Developer experience 3.8 4.5 README, package map, CLI examples, persistence/policy/interop/service/lifecycle/fake-pack docs Add troubleshooting, examples, and end-to-end recipes.

Assessment

The project has a credible core. The runtime envelopes, policy/review model, profile-derived configuration, lifecycle rules, local persistence, fake external pack, and conformance helpers form a solid integration boundary.

The biggest optimization opportunity is not another broad feature burst.
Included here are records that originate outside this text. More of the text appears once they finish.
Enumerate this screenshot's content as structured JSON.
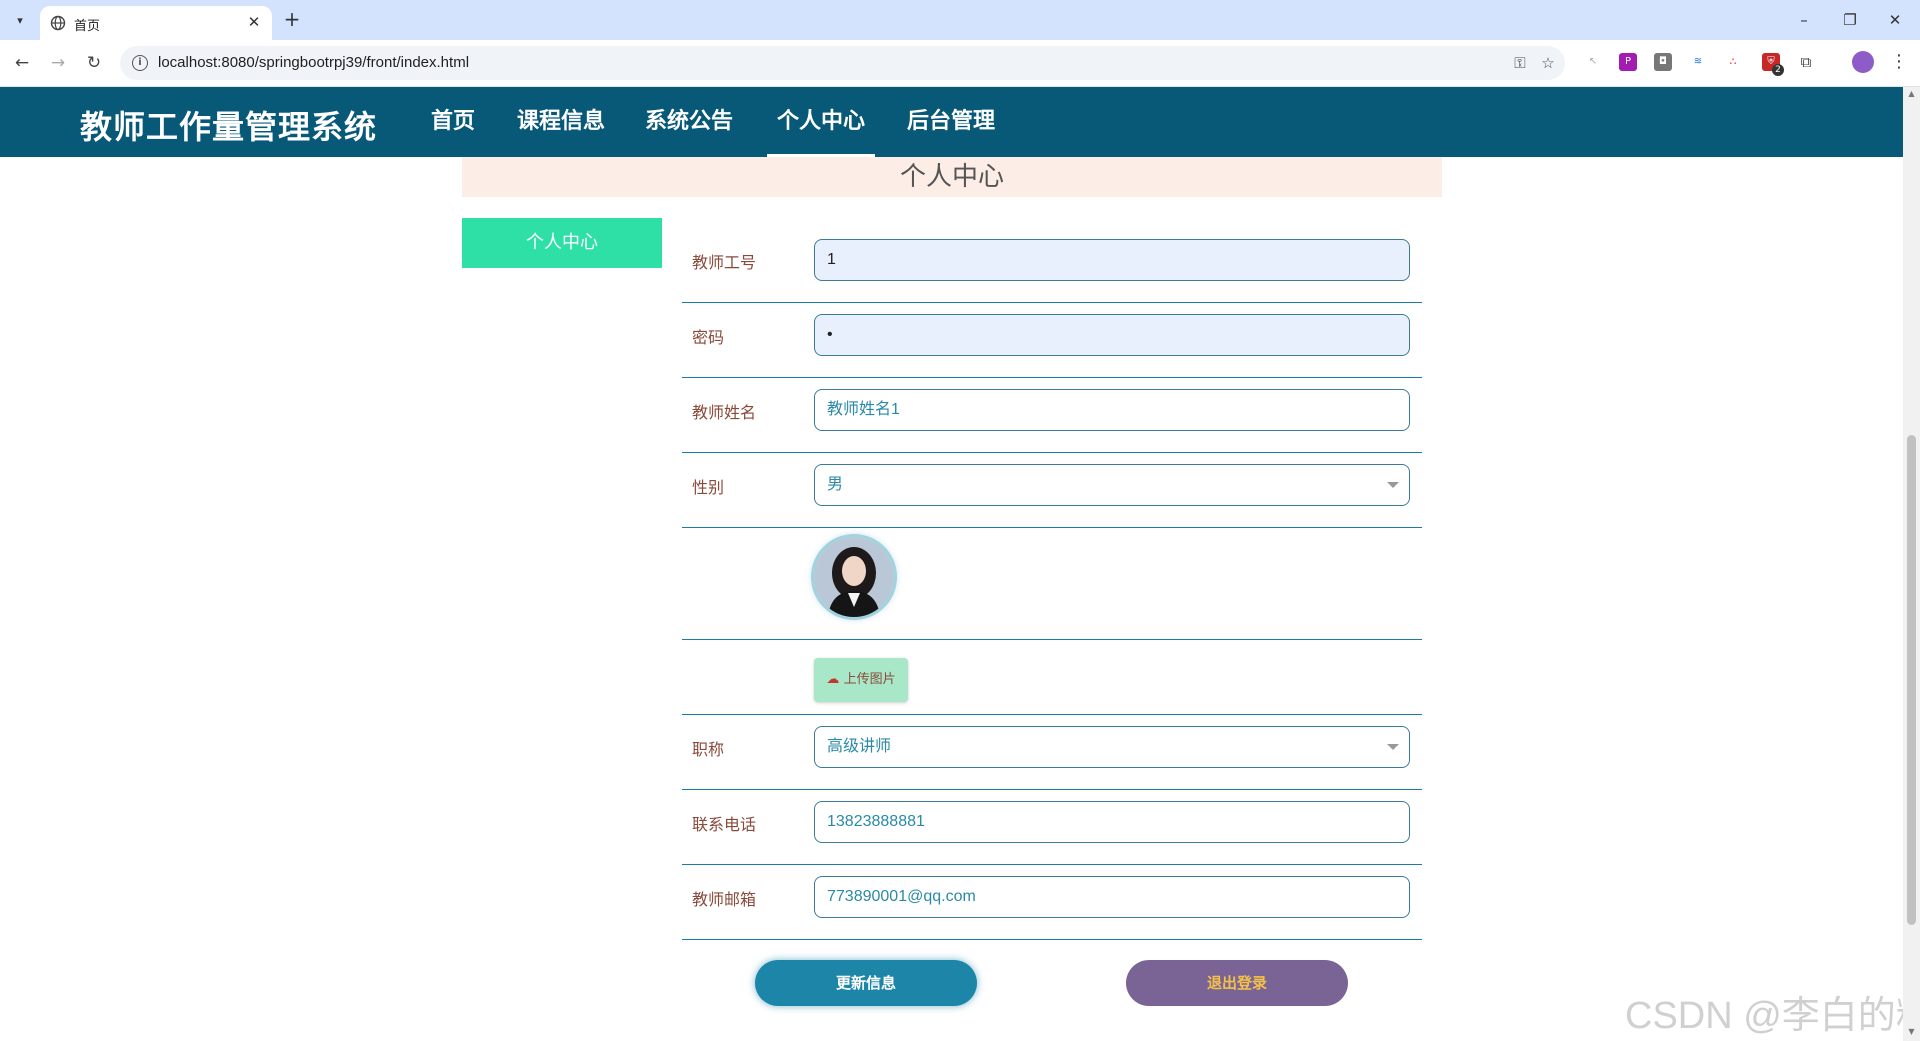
{
  "browser": {
    "tab_title": "首页",
    "url": "localhost:8080/springbootrpj39/front/index.html",
    "extension_badge": "2"
  },
  "site": {
    "title": "教师工作量管理系统",
    "nav": [
      "首页",
      "课程信息",
      "系统公告",
      "个人中心",
      "后台管理"
    ],
    "active_nav": "个人中心"
  },
  "page": {
    "banner_title": "个人中心",
    "side_menu": [
      "个人中心"
    ]
  },
  "form": {
    "teacher_id_label": "教师工号",
    "teacher_id_value": "1",
    "password_label": "密码",
    "password_value": "•",
    "name_label": "教师姓名",
    "name_value": "教师姓名1",
    "gender_label": "性别",
    "gender_value": "男",
    "upload_label": "上传图片",
    "title_label": "职称",
    "title_value": "高级讲师",
    "phone_label": "联系电话",
    "phone_value": "13823888881",
    "email_label": "教师邮箱",
    "email_value": "773890001@qq.com"
  },
  "actions": {
    "update_label": "更新信息",
    "logout_label": "退出登录"
  },
  "watermark": "CSDN @李白的粉",
  "colors": {
    "header_bg": "#085878",
    "side_menu_bg": "#2ee0a6",
    "banner_bg": "#fcede6",
    "update_btn": "#1d86a8",
    "logout_btn": "#7a6495"
  }
}
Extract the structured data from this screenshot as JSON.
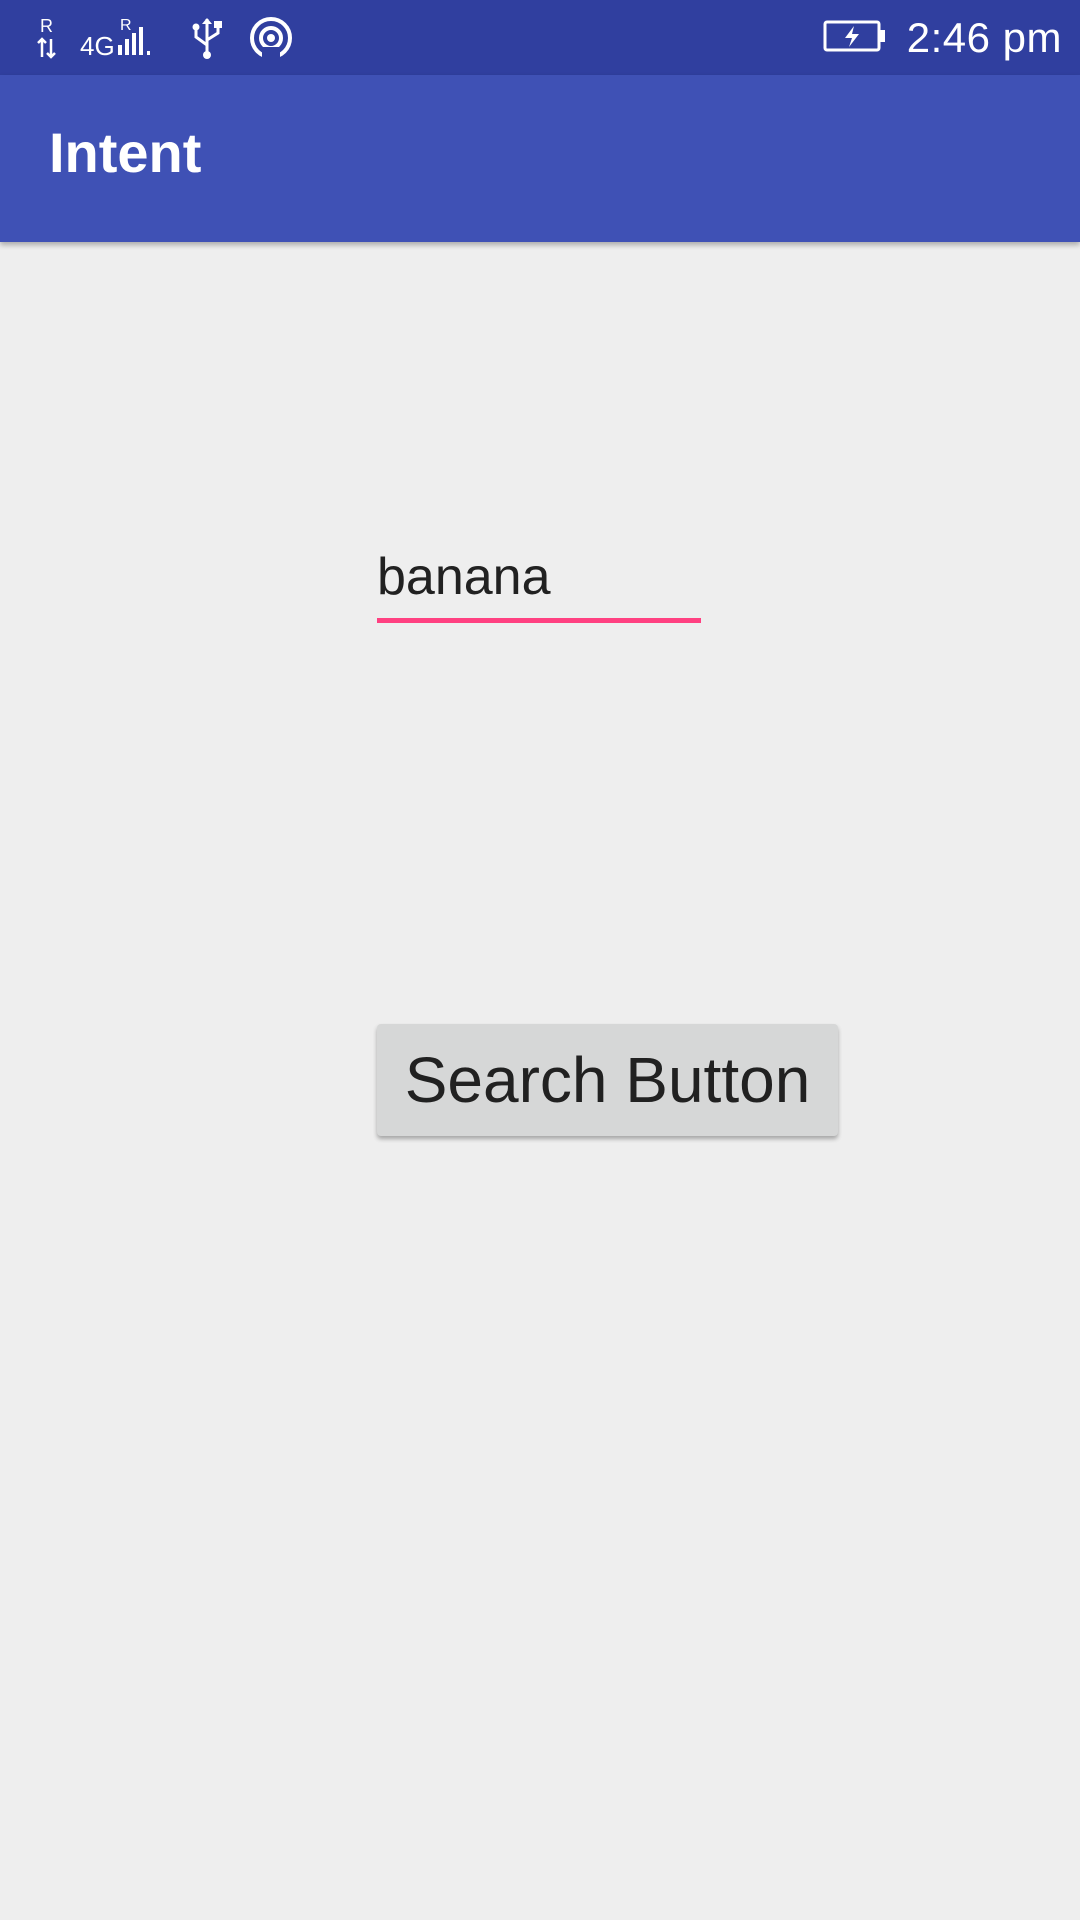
{
  "status_bar": {
    "time": "2:46 pm",
    "icons": [
      "roaming-data-icon",
      "signal-4g-icon",
      "usb-icon",
      "hotspot-icon",
      "battery-charging-icon"
    ],
    "network_label": "4G",
    "roaming_label": "R",
    "background_color": "#303f9f"
  },
  "app_bar": {
    "title": "Intent",
    "background_color": "#3f51b5"
  },
  "main": {
    "search_input": {
      "value": "banana",
      "underline_color": "#ff4081"
    },
    "search_button": {
      "label": "Search Button",
      "background_color": "#d6d7d7"
    }
  }
}
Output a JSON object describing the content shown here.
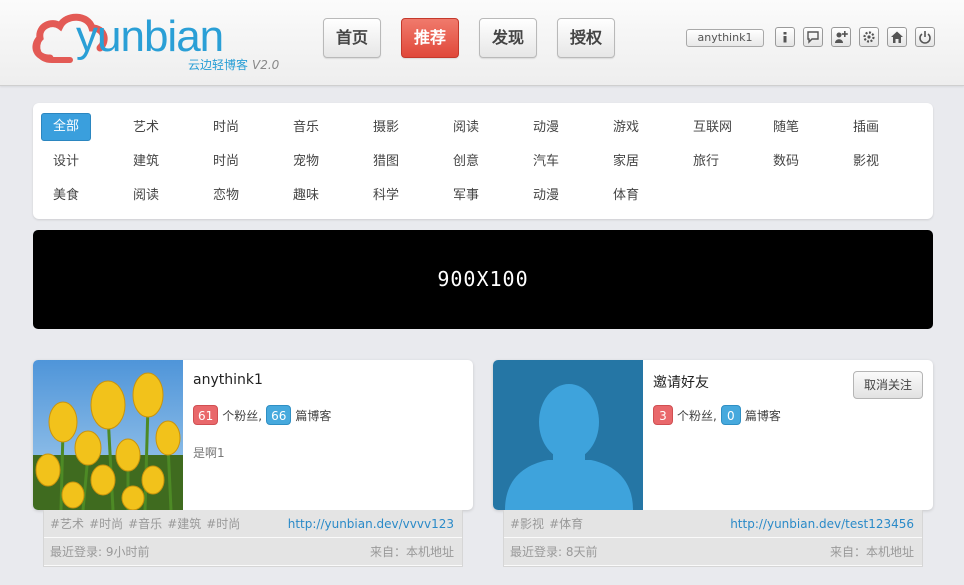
{
  "logo": {
    "wordmark": "yunbian",
    "tagline": "云边轻博客",
    "version": "V2.0"
  },
  "nav": [
    {
      "label": "首页",
      "active": false
    },
    {
      "label": "推荐",
      "active": true
    },
    {
      "label": "发现",
      "active": false
    },
    {
      "label": "授权",
      "active": false
    }
  ],
  "toolbar": {
    "username": "anythink1",
    "icons": [
      "info-icon",
      "message-icon",
      "add-friend-icon",
      "settings-icon",
      "home-icon",
      "power-icon"
    ]
  },
  "categories": {
    "rows": [
      [
        "全部",
        "艺术",
        "时尚",
        "音乐",
        "摄影",
        "阅读",
        "动漫",
        "游戏",
        "互联网",
        "随笔",
        "插画"
      ],
      [
        "设计",
        "建筑",
        "时尚",
        "宠物",
        "猎图",
        "创意",
        "汽车",
        "家居",
        "旅行",
        "数码",
        "影视"
      ],
      [
        "美食",
        "阅读",
        "恋物",
        "趣味",
        "科学",
        "军事",
        "动漫",
        "体育"
      ]
    ],
    "active": "全部"
  },
  "banner": {
    "text": "900X100"
  },
  "cards": [
    {
      "name": "anythink1",
      "fans": "61",
      "fans_label": "个粉丝,",
      "blogs": "66",
      "blogs_label": "篇博客",
      "bio": "是啊1",
      "tags": [
        "#艺术",
        "#时尚",
        "#音乐",
        "#建筑",
        "#时尚"
      ],
      "url": "http://yunbian.dev/vvvv123",
      "last_login": "最近登录: 9小时前",
      "source": "来自：本机地址",
      "photo": "yellow-tulips-photo"
    },
    {
      "name": "邀请好友",
      "fans": "3",
      "fans_label": "个粉丝,",
      "blogs": "0",
      "blogs_label": "篇博客",
      "unfollow_label": "取消关注",
      "tags": [
        "#影视",
        "#体育"
      ],
      "url": "http://yunbian.dev/test123456",
      "last_login": "最近登录: 8天前",
      "source": "来自：本机地址",
      "photo": "default-avatar"
    }
  ],
  "colors": {
    "accent_blue": "#2a9fd6",
    "accent_red": "#e0483a",
    "badge_red": "#e9686b",
    "badge_blue": "#46a9dd"
  }
}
It is closing the gap between declared contracts and runnable operational behavior: the service contract advertises operations that the local runner only partly handles, persistence needs migration/durability semantics, and evaluation needs more than one small fixture family.

Create and execute PMEM-WP-0011: refinement hardening and operational readiness.

Highest-value tasks:

  • Bring service runner parity to the published operation catalog: package.compile, lifecycle.apply, and audit.query.
  • Add local-store schema migration and repair hardening, including atomic write behavior and migration diagnostics.
  • Expand evaluation fixtures across multiple profiles, graph shapes, policies, lifecycle rules, and activation budgets.
  • Add live-adapter readiness manifests so fake and future live packs can be tested by the same compatibility suite.
  • Add audit query and retention semantics that make policy/audit behavior inspectable after runtime operations.
  • Improve DX with troubleshooting, end-to-end recipes, and API compatibility notes.

Score Movement Gates

Move overall score to 4.0 when:

  • Service runner handles every operation in SERVICE_OPERATIONS.
  • Audit query and lifecycle apply are covered through service contracts.
  • Local persistence has migration diagnostics.
  • Evaluation fixtures cover at least three profile/graph families.

Move overall score to 4.3+ when:

  • Live optional Markitect or Kontextual adapter can be used behind the same conformance suite as the fake pack.
  • Operational docs include a deployable service binding or a clear embedding recipe.

Move overall score to 4.7+ only when:

  • Live adapter behavior, telemetry, audit retention, migration, and evaluation gates are all exercised by repeatable tests or documented operator drills.